I use the Mean Squared Error because I don't have any major outliers or negative values. This quantity is defined below:

$$ MSE =\frac{1}{n}\sum_{i} ( y_i -\hat{y_i})^{2} $$

```
def mse(actual, predicted):
"""
Calculates MAE from actual and predicted values
Input:
actual (1D array-like): vector of actual values
predicted (1D array-like): vector of predicted/fitted values
Output:
a float, the MAE
"""
return np.mean((actual - predicted)**2)
```

```
train_error = mse(y_train, linear_model.predict(Train_Master))
test_error = mse(y_test, linear_model.predict(Test_Master))
print("Training error: ", train_error)
print("Testing error: ", test_error)
```

The table below shows the `actual_age`

and the `predicted_age`

that my model generated from the testing data.

```
test_pred = linear_model.predict(Test_Master)
final = pd.DataFrame(data={
'player_id': X_test['player_id'],
'first': X_test['first'],
'last': X_test['last'],
'actual_age': X_test['age'],
'predicted_age': test_pred.round()
})
final.head()
```

```
close = final[abs(final['actual_age'] - final['predicted_age']) <= 4]
accuracy = close.shape[0] / len(test_pred)
print("Test accuracy:", accuracy)
```

As you can see above, several of the predictions appear to be pretty close, but we only have a 65% testing accuracy. This is because a few outliers are throwing off the accuracy.

```
final['difference'] = abs(final['actual_age'].astype(int) - final['predicted_age'].astype(int))
final.sort_values('difference', ascending=False).iloc[0,:]
```

For `Radek Martinek`

, my model predicted that he is 28 years old when he is actually 42 years old. That is a 14 year difference!

Perhaps a player's statistics is not completely indicitive of his age. This is mainly because this type of analysis is subject to large outliers such as the `Radek Martinek`

case.

**How to make our predictions more accurate?** To make my preditions more accurate, I would need more features merged from other datasets.

Now, let's see if we can use the same statistics to predict what `position`

each player is.

```
sns.lmplot(x='takeaways', y='giveaways', data=players, hue='pos')
plt.title("Giveaways vs Takeaways")
plt.show()
```

It definitely appears that there are some features from `players`

that will help us determine what position a certain player is.

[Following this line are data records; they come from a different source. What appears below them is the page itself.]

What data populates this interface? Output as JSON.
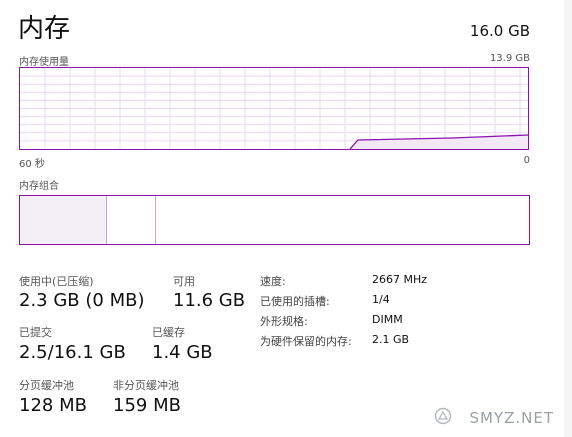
{
  "header": {
    "title": "内存",
    "total": "16.0 GB"
  },
  "usage_graph": {
    "label": "内存使用量",
    "max": "13.9 GB",
    "left_time": "60 秒",
    "right_time": "0",
    "color": "#8b12ae"
  },
  "composition": {
    "label": "内存组合"
  },
  "stats": {
    "in_use_label": "使用中(已压缩)",
    "in_use_value": "2.3 GB (0 MB)",
    "available_label": "可用",
    "available_value": "11.6 GB",
    "committed_label": "已提交",
    "committed_value": "2.5/16.1 GB",
    "cached_label": "已缓存",
    "cached_value": "1.4 GB",
    "paged_label": "分页缓冲池",
    "paged_value": "128 MB",
    "nonpaged_label": "非分页缓冲池",
    "nonpaged_value": "159 MB"
  },
  "specs": {
    "speed_label": "速度:",
    "speed_value": "2667 MHz",
    "slots_label": "已使用的插槽:",
    "slots_value": "1/4",
    "form_label": "外形规格:",
    "form_value": "DIMM",
    "reserved_label": "为硬件保留的内存:",
    "reserved_value": "2.1 GB"
  },
  "watermark": {
    "text": "SMYZ.NET"
  }
}
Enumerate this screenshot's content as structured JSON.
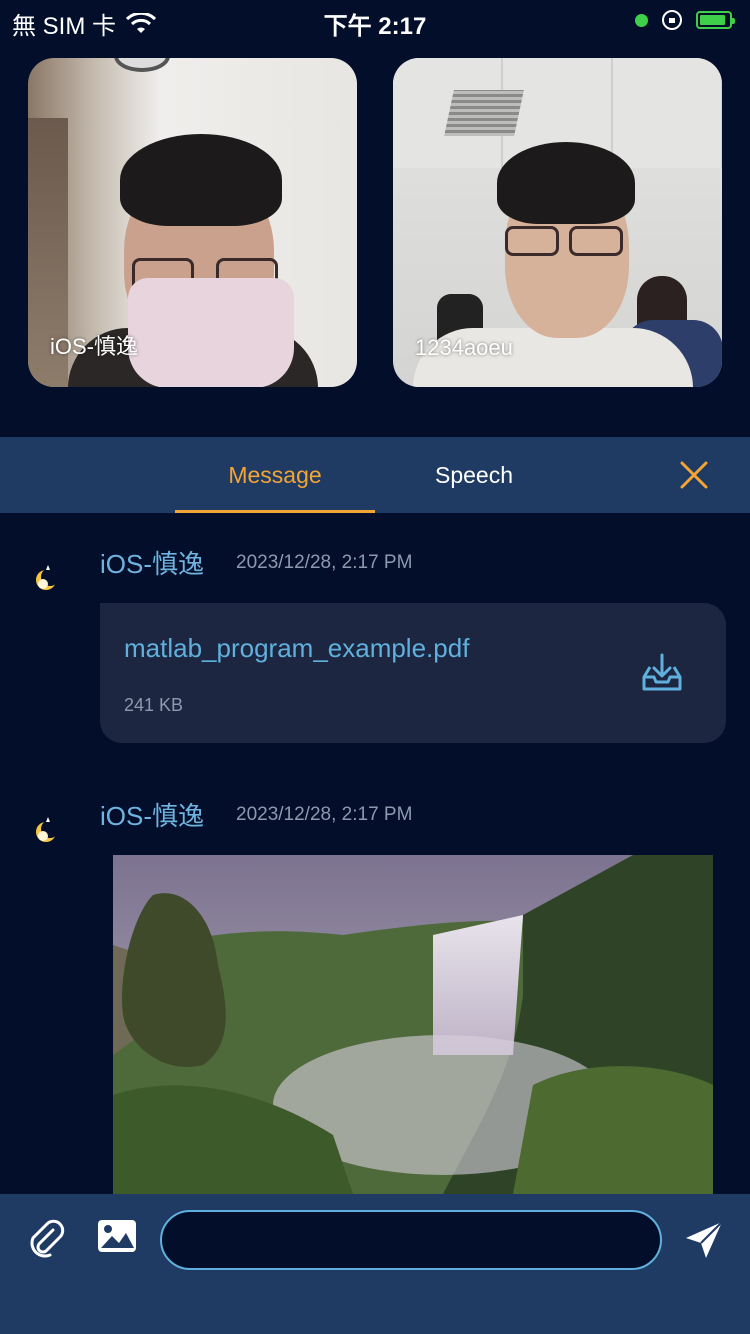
{
  "status_bar": {
    "carrier": "無 SIM 卡",
    "time": "下午 2:17",
    "battery_level": 0.9
  },
  "video_tiles": [
    {
      "name": "iOS-慎逸"
    },
    {
      "name": "1234aoeu"
    }
  ],
  "tabs": {
    "message": "Message",
    "speech": "Speech",
    "active": "message"
  },
  "messages": [
    {
      "sender": "iOS-慎逸",
      "time": "2023/12/28, 2:17 PM",
      "type": "file",
      "file_name": "matlab_program_example.pdf",
      "file_size": "241 KB"
    },
    {
      "sender": "iOS-慎逸",
      "time": "2023/12/28, 2:17 PM",
      "type": "image"
    }
  ],
  "input": {
    "value": "",
    "placeholder": ""
  },
  "colors": {
    "background": "#030f2a",
    "panel": "#1f3b63",
    "accent": "#f2a534",
    "link": "#5fb0dd",
    "meta": "#8d99ad"
  }
}
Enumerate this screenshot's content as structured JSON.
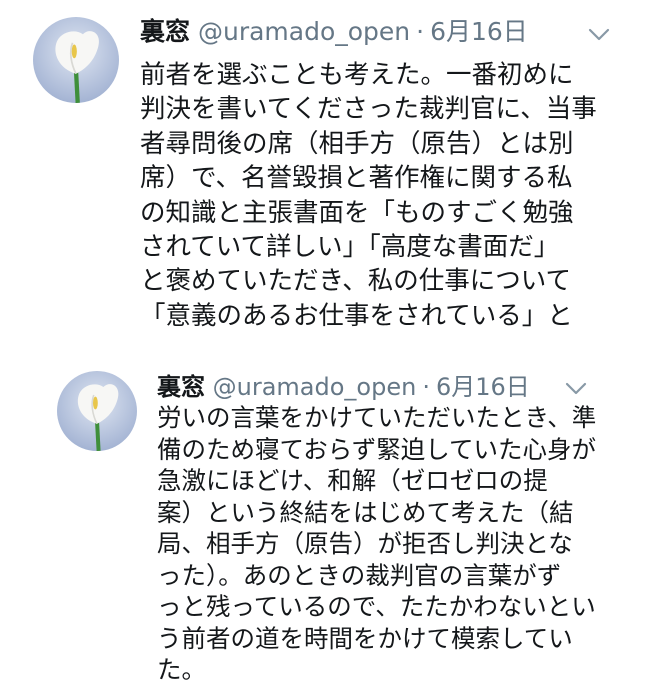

Below are the variables I will be reusing from part 3:

**train_df**- training feature matrix without`pos`

**test_df**- testing feature matrix without`pos`

**train_pos**- player`positions`

from the training data**test_pos**- player`positions`

from the testing data

Here I remove the features that decrease the accuracy of my model. I determined which features to remove by running multiple tests and choosing the features that gave my model the highest accuracy.

```
train_df = train_df.drop(['penaltyMinutes', 'assists', 'shots'], axis=1)
test_df = test_df.drop(['penaltyMinutes', 'assists', 'shots'], axis=1)
```

Now, I define a logistic regression model. My model's predictions are stored in the `predicted_pos`

column in the below dataframe.

```
# Defining a Logistic Regression model
lr = LogisticRegression(random_state=42)
# Fitting the model to the training data
lr.fit(train_df, train_pos)
# Storing my model's predictions from the test data
y_pred = lr.predict(test_df)
# RESULTS is the original testing data (not the feature matrix)
results = X_test.drop([ 'shots', 'goals', 'assists', 'hits', 'timeOnIce',
'faceOffWins', 'penaltyMinutes', 'faceoffTaken', 'pp_goals',
'takeaways', 'giveaways', 'nat', 'cob', 'dob',
'link', 'age', 'year'], axis=1)
# Adding our predictions to RESULTS for comparison
results['predicted_pos'] = y_pred
results.head()
```

```
# FINAL_2 is every player that my model accurately predicted their position
final_2 = results[results['pos'] == results['predicted_pos']]
test_accuracy = final_2.shape[0] / results.shape[0]
print('Test Accuracy: ', test_accuracy)
```

My model accurately predicts a players `position`

(only given their statistics) with a 75% accuracy. This isn't perfect, but it's much more accurate than predicting a player's age.